Orson Welles
Dopo
il titolo, la voce nostalgica di Orson Welles entra su un lungo
“nero” che poi sulla spinta di quella voce si apre al visivo con
l’inquadratura della casa degli Amberson, in una descrizione
incantata del tempo passato. L’istanza narrante si materializza
nella voce. L’orgoglio degli Amberson è il film di Welles
in cui più forte e dichiarato appare il suo legame con la radio: la
voce narrante è generatrice della visione. Si permette anche
a un certo punto di accennare un duetto verbale con un personaggio
(la saggia signora pettegola), realizzando nella narrazione
affascinanti spostamenti dello statuto di realtà. Più tardi,
introduce - come per enunciarne la solennità - la potente
riflessione del Maggiore Amberson sull’universo e la morte; vicino
al finale, introduce e commenta, lenta e triste, la preghiera di
pentimento di George. Inoltre, quale concretizzazione dell’istanza
narrante, è responsabile della rivoluzionaria freschezza e densità
del linguaggio visivo. Per questo alla fine, nei famosi credits
visivi che sostituiscono i cartelli, al momento di nominare il
regista vediamo nell’inquadratura la voce di Welles provenire da un
microfono... “My name is Orson Welles”... che poi si
allontana e sparisce nella dissolvenza, e ciò segna la fine del
film.
Dice
il luogo comune che Welles a differenza di tutti gli altri suoi film
non è interprete negli Amberson. Ma la verità è che Welles
interpreta gli Amberson due volte.

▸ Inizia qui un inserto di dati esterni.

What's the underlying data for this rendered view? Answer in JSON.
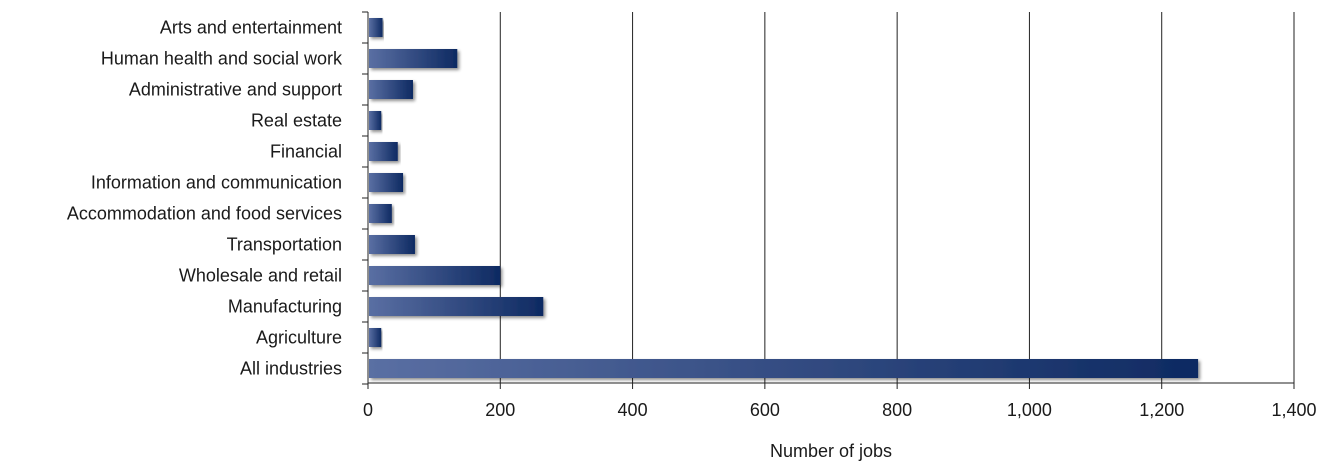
{
  "chart_data": {
    "type": "bar",
    "orientation": "horizontal",
    "title": "",
    "xlabel": "Number of jobs",
    "ylabel": "",
    "xlim": [
      0,
      1400
    ],
    "xticks": [
      0,
      200,
      400,
      600,
      800,
      1000,
      1200,
      1400
    ],
    "xtick_labels": [
      "0",
      "200",
      "400",
      "600",
      "800",
      "1,000",
      "1,200",
      "1,400"
    ],
    "grid": "vertical",
    "legend": "none",
    "bar_color_light": "#5a6fa3",
    "bar_color_dark": "#0e2a62",
    "categories": [
      "Arts and entertainment",
      "Human health and social work",
      "Administrative and support",
      "Real estate",
      "Financial",
      "Information and communication",
      "Accommodation and food services",
      "Transportation",
      "Wholesale and retail",
      "Manufacturing",
      "Agriculture",
      "All industries"
    ],
    "values": [
      22,
      135,
      68,
      20,
      45,
      53,
      36,
      71,
      200,
      265,
      20,
      1255
    ]
  }
}
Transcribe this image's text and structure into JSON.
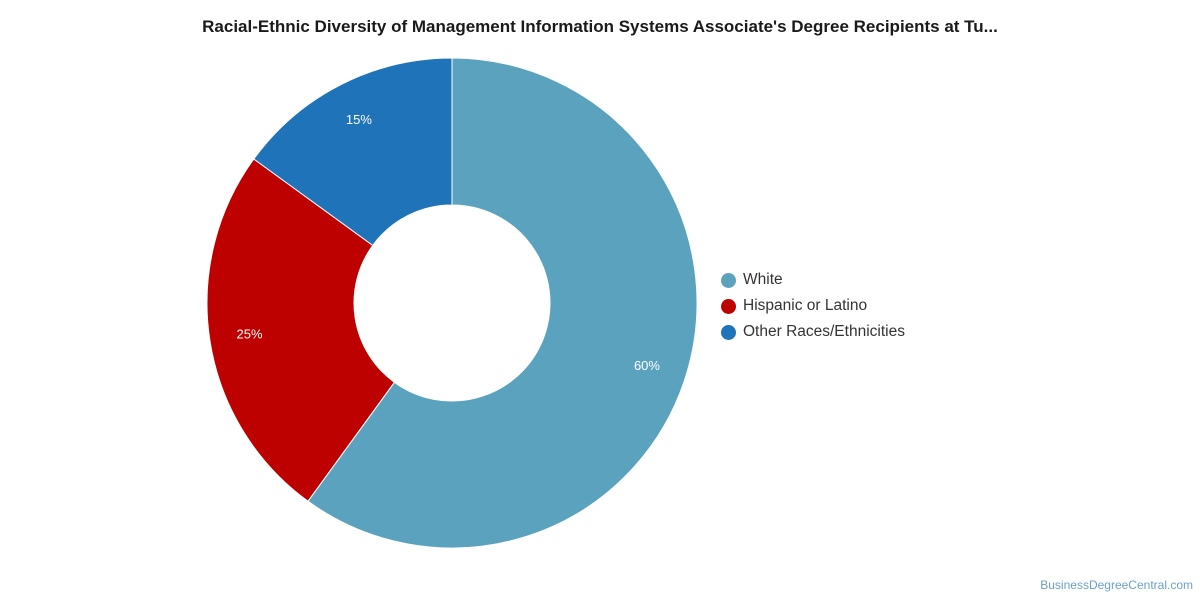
{
  "title": "Racial-Ethnic Diversity of Management Information Systems Associate's Degree Recipients at Tu...",
  "source": "BusinessDegreeCentral.com",
  "chart_data": {
    "type": "pie",
    "donut": true,
    "title": "Racial-Ethnic Diversity of Management Information Systems Associate's Degree Recipients at Tu...",
    "legend_position": "right",
    "slices": [
      {
        "label": "White",
        "value": 60,
        "value_label": "60%",
        "color": "#5ba2bf"
      },
      {
        "label": "Hispanic or Latino",
        "value": 25,
        "value_label": "25%",
        "color": "#bd0000"
      },
      {
        "label": "Other Races/Ethnicities",
        "value": 15,
        "value_label": "15%",
        "color": "#1f73b8"
      }
    ]
  }
}
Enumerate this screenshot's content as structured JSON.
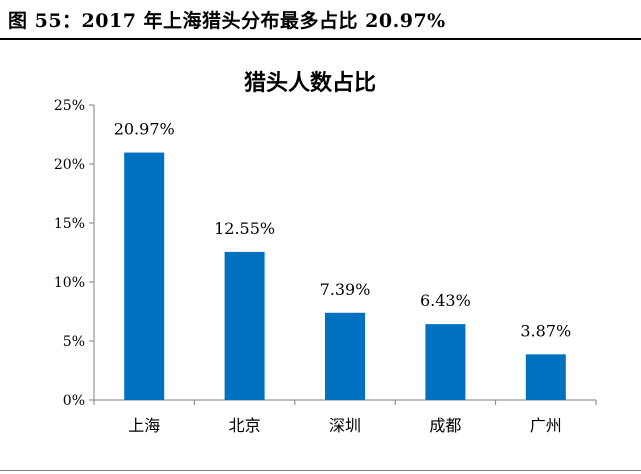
{
  "figure": {
    "title": "图 55：2017 年上海猎头分布最多占比 20.97%"
  },
  "chart_data": {
    "type": "bar",
    "title": "猎头人数占比",
    "categories": [
      "上海",
      "北京",
      "深圳",
      "成都",
      "广州"
    ],
    "values": [
      20.97,
      12.55,
      7.39,
      6.43,
      3.87
    ],
    "value_labels": [
      "20.97%",
      "12.55%",
      "7.39%",
      "6.43%",
      "3.87%"
    ],
    "ylim": [
      0,
      25
    ],
    "yticks": [
      0,
      5,
      10,
      15,
      20,
      25
    ],
    "ytick_labels": [
      "0%",
      "5%",
      "10%",
      "15%",
      "20%",
      "25%"
    ],
    "xlabel": "",
    "ylabel": "",
    "bar_color": "#0070C0",
    "grid": false,
    "legend": "none"
  }
}
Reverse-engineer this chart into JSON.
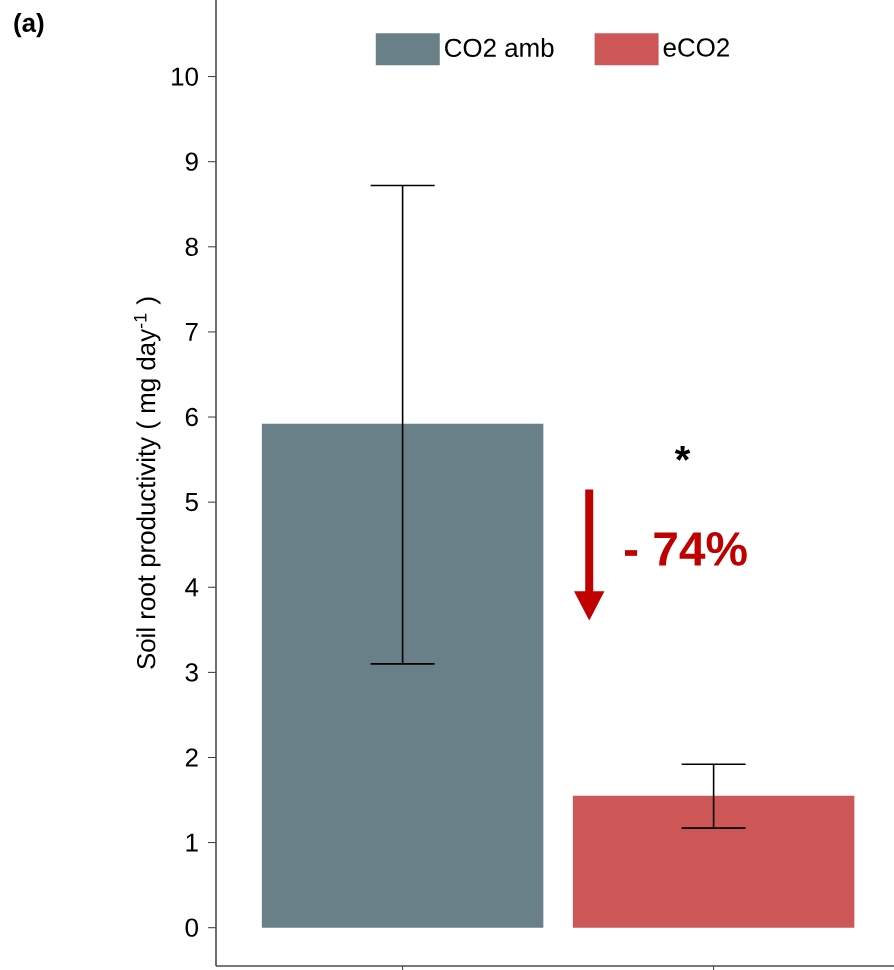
{
  "chart_data": {
    "type": "bar",
    "title": "(a)",
    "ylabel": "Soil root productivity ( mg day$^{-1}$ )",
    "categories": [
      null,
      null
    ],
    "series": [
      {
        "name": "CO2 amb",
        "color": "#6a8089",
        "values": [
          5.92,
          null
        ],
        "errors": [
          [
            3.1,
            8.72
          ],
          null
        ]
      },
      {
        "name": "eCO2",
        "color": "#cd5656",
        "values": [
          null,
          1.55
        ],
        "errors": [
          null,
          [
            1.17,
            1.92
          ]
        ]
      }
    ],
    "ylim": [
      -0.45,
      10.9
    ],
    "yticks": [
      0,
      1,
      2,
      3,
      4,
      5,
      6,
      7,
      8,
      9,
      10
    ],
    "legend": "top",
    "grid": false,
    "annotations": [
      "*",
      "- 74%"
    ]
  }
}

E’ la voce narrante,
nella sua materialità generatrice; ma è presente anche in un
secondo modo, proiettandosi fisicamente nella narrazione attraverso
l’interpretazione di Tim Holt, che in tutto il film sembra il suo
doppio, una sovrimpressione spettrale. Welles trasforma Tim Holt in
un particolarissimo stand-in di Welles stesso nel ruolo di
George Amberson Minafer (già interpretato da Welles stesso
nell’adattamento radio dell’ottobre 1939). E qui va ricordato che
Welles affermava - ma la veridicità è dubbia - che Booth
Tarkington, autore del romanzo, frequentasse la sua famiglia e
l’avesse conosciuto nella prima giovinezza: lasciando intendere che
il personaggio di George fosse stato modellato proprio su di lui.
Così
Welles ne L’orgoglio degli Amberson trasforma la sua
consueta tecnica proiettiva - di mettere in scena un personaggio che
è una parte di se stesso, di una sfaccettatura della propria
personalità polimorfa - in un gioco di specchi raffinato: dove
Welles proietta se stesso nel corpo fisico dell’interprete per
inscenare per interposta persona la proiezione di se stesso nel
personaggio di George.
Una
doppia presenza, non fisica ma materiale e fondante. Ora
pensiamo alla grande scena della preghiera di George, la notte prima
di lasciare per sempre casa Amberson, che chiede perdono alla madre
morta (forse la scena più alta e libera, aperta e commossa, senza
mediazioni, che Welles abbia mai girato; forse dovremo aspettare il
Falstaff per vedere qualcosa di altrettanto diretto).
La
voce narrante la introduce, la sorregge, implicitamente la giudica.
Si realizza così un corto circuito fra le due presenze di Welles nel
film: il Welles voce/istanza narrante, dal suo punto di vista
assoluto, non focalizzato, onnisciente, guarda dall’alto e giudica
il giovane Welles/personaggio, figura smarrita che è arrivato alla
comprensione, nel corpo di Tim Holt.